A. Le caractère suffisant de l’instruction administrative
L’État reprochait à la caisse de ne pas avoir sollicité l’avis d’un comité régional de reconnaissance des maladies professionnelles et de s’être contentée de la déclaration initiale du salarié. La cour rejette ces critiques en constatant qu’« en interrogeant les intéressés et recueillant l’avis de la commission régionale, la caisse a, préalablement à sa prise de décision, diligenté une enquête au sens de l’article R. 441-11 du code de la sécurité sociale ».
Cette solution rappelle que la saisine du comité régional n’est obligatoire que lorsque les conditions du tableau ne sont pas remplies ou lorsqu’une maladie hors tableau est invoquée. En l’espèce, les conditions médico-administratives étant réunies, la présomption d’imputabilité s’appliquait de plein droit sans qu’il soit nécessaire de recourir à une expertise complémentaire.

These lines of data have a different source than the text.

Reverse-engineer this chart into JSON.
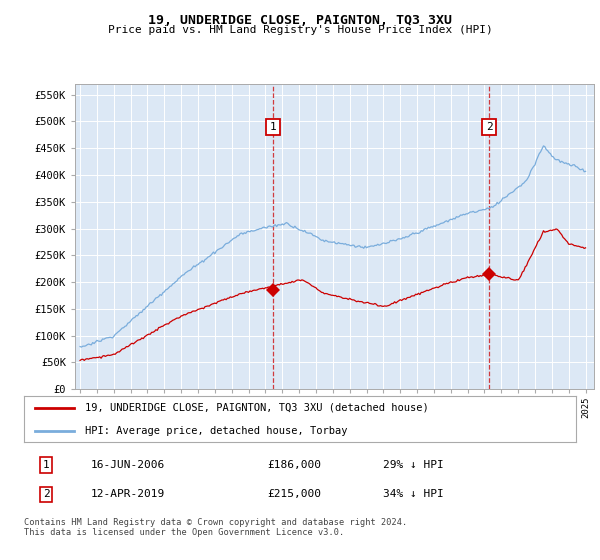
{
  "title": "19, UNDERIDGE CLOSE, PAIGNTON, TQ3 3XU",
  "subtitle": "Price paid vs. HM Land Registry's House Price Index (HPI)",
  "ylabel_ticks": [
    "£0",
    "£50K",
    "£100K",
    "£150K",
    "£200K",
    "£250K",
    "£300K",
    "£350K",
    "£400K",
    "£450K",
    "£500K",
    "£550K"
  ],
  "ytick_values": [
    0,
    50000,
    100000,
    150000,
    200000,
    250000,
    300000,
    350000,
    400000,
    450000,
    500000,
    550000
  ],
  "ylim": [
    0,
    570000
  ],
  "x_start_year": 1995,
  "x_end_year": 2025,
  "hpi_color": "#7aaddc",
  "property_color": "#cc0000",
  "bg_color": "#dce8f5",
  "sale1_date": 2006.46,
  "sale1_price": 186000,
  "sale2_date": 2019.28,
  "sale2_price": 215000,
  "legend_property": "19, UNDERIDGE CLOSE, PAIGNTON, TQ3 3XU (detached house)",
  "legend_hpi": "HPI: Average price, detached house, Torbay",
  "annotation1_date": "16-JUN-2006",
  "annotation1_price": "£186,000",
  "annotation1_pct": "29% ↓ HPI",
  "annotation2_date": "12-APR-2019",
  "annotation2_price": "£215,000",
  "annotation2_pct": "34% ↓ HPI",
  "footer": "Contains HM Land Registry data © Crown copyright and database right 2024.\nThis data is licensed under the Open Government Licence v3.0."
}
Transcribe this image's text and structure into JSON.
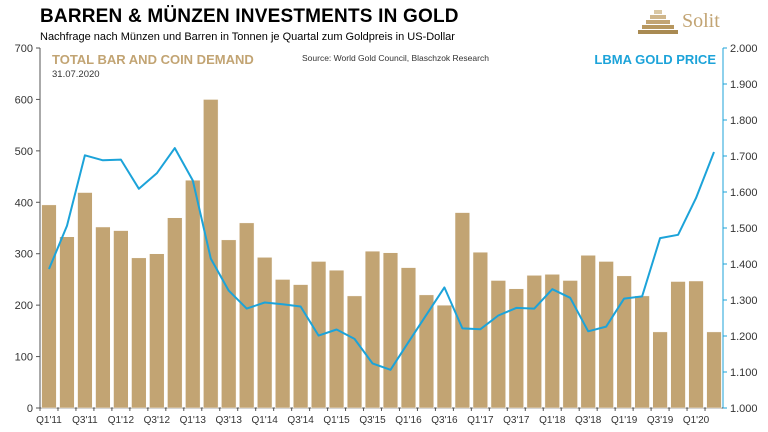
{
  "header": {
    "title": "BARREN & MÜNZEN INVESTMENTS IN GOLD",
    "subtitle": "Nachfrage nach Münzen und Barren in Tonnen je Quartal zum Goldpreis in US-Dollar"
  },
  "logo": {
    "name": "Solit",
    "icon": "stepped-pyramid-icon"
  },
  "annotations": {
    "left_series": "TOTAL BAR AND COIN DEMAND",
    "date": "31.07.2020",
    "source": "Source: World Gold Council, Blaschzok Research",
    "right_series": "LBMA GOLD PRICE"
  },
  "colors": {
    "bars": "#c2a473",
    "line": "#1ca3d9",
    "bar_outline": "#ffffff"
  },
  "chart_data": {
    "type": "bar+line",
    "title": "BARREN & MÜNZEN INVESTMENTS IN GOLD",
    "subtitle": "Nachfrage nach Münzen und Barren in Tonnen je Quartal zum Goldpreis in US-Dollar",
    "categories": [
      "Q1'11",
      "Q2'11",
      "Q3'11",
      "Q4'11",
      "Q1'12",
      "Q2'12",
      "Q3'12",
      "Q4'12",
      "Q1'13",
      "Q2'13",
      "Q3'13",
      "Q4'13",
      "Q1'14",
      "Q2'14",
      "Q3'14",
      "Q4'14",
      "Q1'15",
      "Q2'15",
      "Q3'15",
      "Q4'15",
      "Q1'16",
      "Q2'16",
      "Q3'16",
      "Q4'16",
      "Q1'17",
      "Q2'17",
      "Q3'17",
      "Q4'17",
      "Q1'18",
      "Q2'18",
      "Q3'18",
      "Q4'18",
      "Q1'19",
      "Q2'19",
      "Q3'19",
      "Q4'19",
      "Q1'20",
      "Q2'20"
    ],
    "x_tick_labels": [
      "Q1'11",
      "Q3'11",
      "Q1'12",
      "Q3'12",
      "Q1'13",
      "Q3'13",
      "Q1'14",
      "Q3'14",
      "Q1'15",
      "Q3'15",
      "Q1'16",
      "Q3'16",
      "Q1'17",
      "Q3'17",
      "Q1'18",
      "Q3'18",
      "Q1'19",
      "Q3'19",
      "Q1'20"
    ],
    "series": [
      {
        "name": "TOTAL BAR AND COIN DEMAND",
        "type": "bar",
        "axis": "left",
        "values": [
          395,
          333,
          419,
          352,
          345,
          292,
          300,
          370,
          443,
          600,
          327,
          360,
          293,
          250,
          240,
          285,
          268,
          218,
          305,
          302,
          273,
          220,
          200,
          380,
          303,
          248,
          232,
          258,
          260,
          248,
          297,
          285,
          257,
          218,
          148,
          246,
          247,
          148
        ]
      },
      {
        "name": "LBMA GOLD PRICE",
        "type": "line",
        "axis": "right",
        "values": [
          1386,
          1506,
          1702,
          1688,
          1690,
          1609,
          1652,
          1722,
          1632,
          1415,
          1326,
          1276,
          1293,
          1288,
          1282,
          1201,
          1218,
          1192,
          1124,
          1106,
          1183,
          1259,
          1335,
          1221,
          1219,
          1257,
          1278,
          1276,
          1330,
          1306,
          1213,
          1226,
          1304,
          1310,
          1472,
          1481,
          1583,
          1711
        ]
      }
    ],
    "y_left": {
      "min": 0,
      "max": 700,
      "ticks": [
        "0",
        "100",
        "200",
        "300",
        "400",
        "500",
        "600",
        "700"
      ]
    },
    "y_right": {
      "min": 1000,
      "max": 2000,
      "ticks": [
        "1.000",
        "1.100",
        "1.200",
        "1.300",
        "1.400",
        "1.500",
        "1.600",
        "1.700",
        "1.800",
        "1.900",
        "2.000"
      ]
    },
    "grid": false,
    "legend": "none"
  }
}
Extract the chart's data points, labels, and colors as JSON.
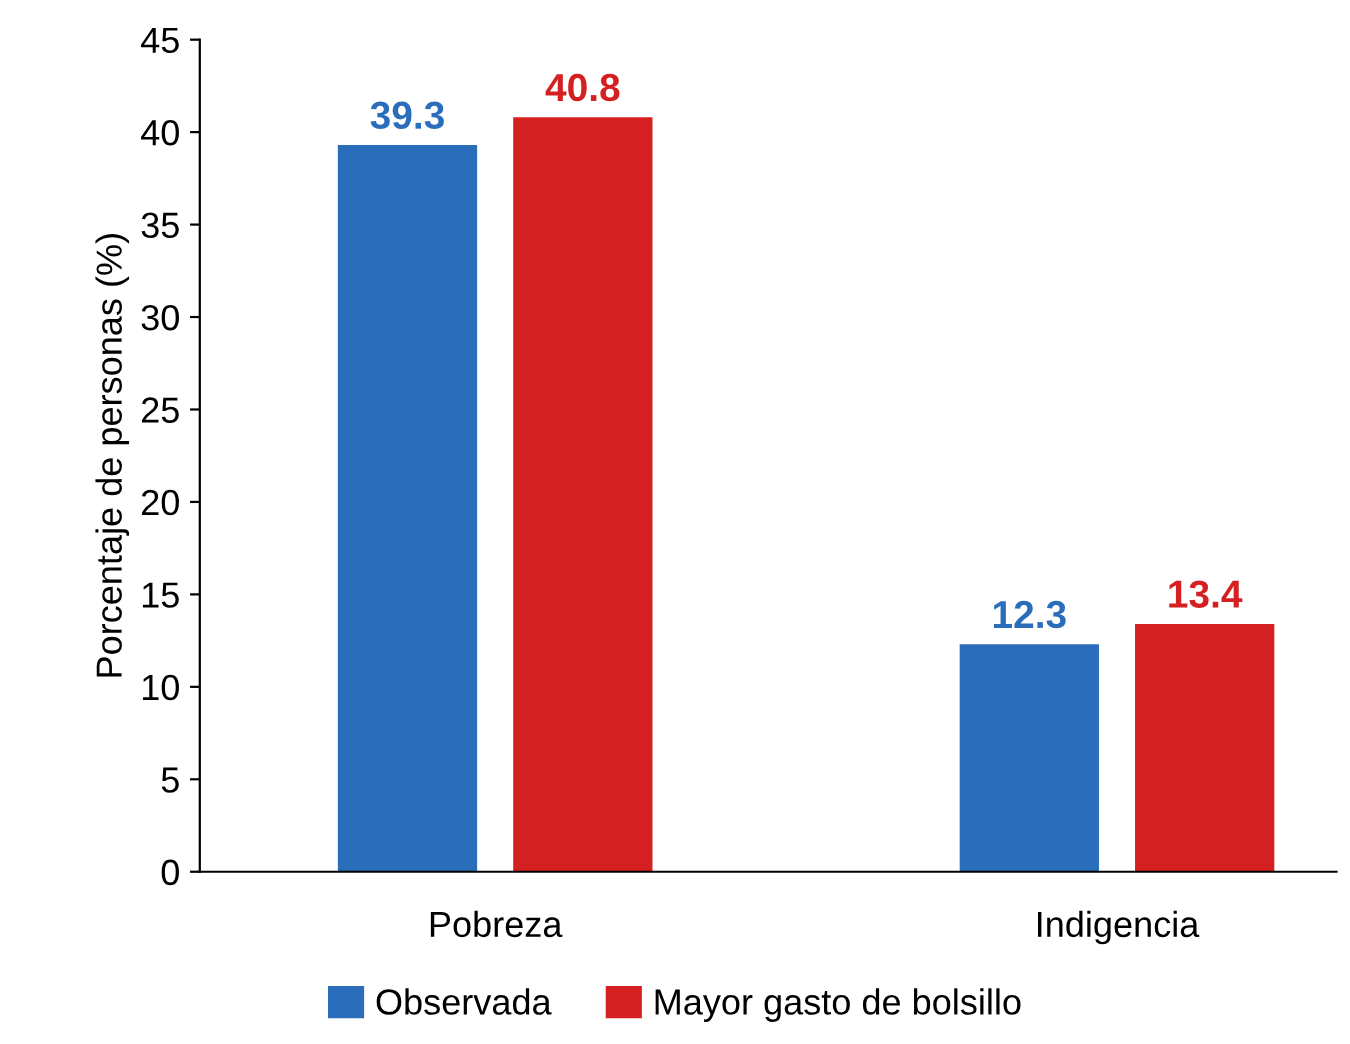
{
  "chart_data": {
    "type": "bar",
    "ylabel": "Porcentaje de personas (%)",
    "categories": [
      "Pobreza",
      "Indigencia"
    ],
    "series": [
      {
        "name": "Observada",
        "color": "#2a6ebb",
        "values": [
          39.3,
          12.3
        ]
      },
      {
        "name": "Mayor gasto de bolsillo",
        "color": "#d42020",
        "values": [
          40.8,
          13.4
        ]
      }
    ],
    "ylim": [
      0,
      45
    ],
    "yticks": [
      0,
      5,
      10,
      15,
      20,
      25,
      30,
      35,
      40,
      45
    ],
    "data_labels": true,
    "grid": false,
    "legend": "bottom"
  }
}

La cour écarte également l’argument tiré d’une circulaire administrative enjoignant aux directeurs régionaux de prendre systématiquement des décisions favorables aux anciens mineurs. Elle précise que « ce texte ne saurait avoir de portée dans la présente procédure, qui a précisément pour objet de vérifier que les conditions relatives au caractère professionnel de la maladie sont remplies ». Cette position réaffirme l’indépendance du contrôle juridictionnel à l’égard des orientations administratives internes.
B. L’échec de l’employeur à renverser la présomption d’origine professionnelle
Pour écarter la présomption d’imputabilité, l’employeur doit démontrer que « la maladie est due à une cause totalement étrangère au travail ». La cour constate qu’« en l’absence de toute preuve contraire que le travail n’a joué aucun rôle dans le développement de la maladie », le caractère professionnel demeure établi.
L’État n’a produit aucun élément susceptible d’établir une origine extra-professionnelle de la pathologie. Il s’est borné à contester la qualité de l’instruction sans proposer d’explication alternative. Cette stratégie purement négative ne peut suffire à renverser une présomption légale. La jurisprudence exige en effet une démonstration positive d’une cause totalement étrangère au travail, et non la simple critique des éléments réunis par la caisse.
L’avis de la commission régionale conforte l’analyse de la cour en relevant que le salarié « a pu être exposé à l’inhalation de fibres d’amiante contenues dans les pièces de friction des organes de frein des installations et machines utilisées au fond ». Cet avis technique, bien que non contraignant, constitue un élément supplémentaire de conviction.
La décision s’inscrit dans une ligne jurisprudentielle favorable aux victimes de l’amiante dans le secteur minier. Elle confirme que l’exercice prolongé de fonctions au fond des mines avant l’interdiction de l’amiante, combiné aux données techniques attestant la présence de matériaux amiantés dans les équipements, suffit à établir l’exposition professionnelle au sens du tableau n°30A.